Décliner L’élixir d’amour, le célèbre opéra bouffe du compositeur italien Donizetti sous forme de film muet : voici en substance le choix de mise en scène opéré par le ténor Rolando Villazón pour l’Opéra de Baden Baden. Et croyez-le ou non, ça marche !
Le crapaud et l’étoile
Petit résumé, histoire de poser les bases : l’adorable mais insignifiant Nemorino est amoureux de la jolie Adina, qui fait fondre tous les cœurs et notamment l’irrésistible sergent Belcore. Aux grands maux les grands remèdes : désespéré de jamais conquérir sa belle et inaccessible fermière, Nemorino décide d’acheter un élixir amoureux. La belle va-t-elle céder à la magie ? Non ? Oui ? Car ce que Nemorino ne sait pas, c’est que le soi disant remède miracle n’est autre que de l’alcool vendu par un charlatan. Autant vous dire que le résultat va être surprenant … et plutôt réussi.

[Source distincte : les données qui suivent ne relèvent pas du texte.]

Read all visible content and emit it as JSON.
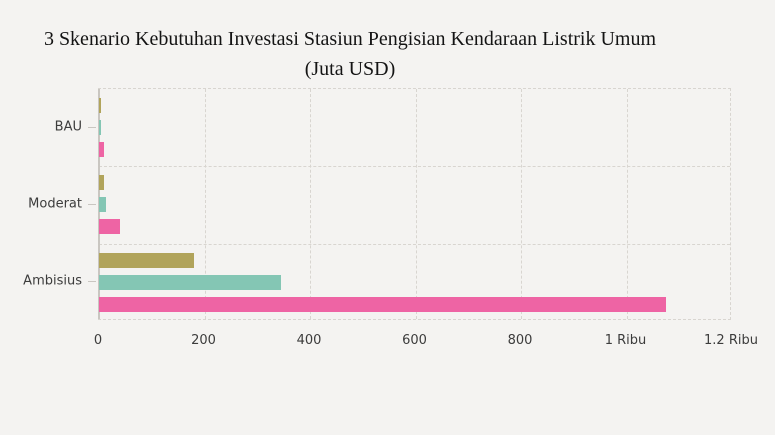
{
  "title": "3 Skenario Kebutuhan Investasi Stasiun Pengisian Kendaraan Listrik Umum (Juta USD)",
  "colors": {
    "background": "#f4f3f1",
    "grid": "#d8d5d0",
    "zero_line": "#c9c6c1",
    "title_text": "#141414",
    "tick_text": "#3c3c3c"
  },
  "chart_data": {
    "type": "bar",
    "orientation": "horizontal",
    "title": "3 Skenario Kebutuhan Investasi Stasiun Pengisian Kendaraan Listrik Umum (Juta USD)",
    "categories": [
      "BAU",
      "Moderat",
      "Ambisius"
    ],
    "series": [
      {
        "color": "#b1a45b",
        "values": [
          4,
          9,
          180
        ]
      },
      {
        "color": "#84c6b4",
        "values": [
          3,
          14,
          345
        ]
      },
      {
        "color": "#ee64a4",
        "values": [
          9,
          40,
          1075
        ]
      }
    ],
    "xlabel": "",
    "ylabel": "",
    "xlim": [
      0,
      1200
    ],
    "xticks": [
      {
        "value": 0,
        "label": "0"
      },
      {
        "value": 200,
        "label": "200"
      },
      {
        "value": 400,
        "label": "400"
      },
      {
        "value": 600,
        "label": "600"
      },
      {
        "value": 800,
        "label": "800"
      },
      {
        "value": 1000,
        "label": "1 Ribu"
      },
      {
        "value": 1200,
        "label": "1.2 Ribu"
      }
    ],
    "grid": "dashed",
    "legend": "none"
  }
}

Schéma classique du petit crapaud qui cherche à charmer une étoile et y parvient par des voies détournées, morale attendue sur le dépassement de ces bon dieu d’apparences : à partir de ce poncif du conte de fée et d’un livret inspiré de celui d’Eugène Scribe pour Le Philtre de Daniel Auber, Donizetti a ciselé une merveille d’opéra, dédié au bel canto, où les chanteurs s’amusent, se délient, voltigent, entre acrobaties vocales et notes qui virevoltent de partout. Il n’y a pas à dire, Donizetti a sorti le grand jeu pour narrer cette fable certes datée de 1832, mais éternelle, sur le bonheur simple et le triomphe de l’amour.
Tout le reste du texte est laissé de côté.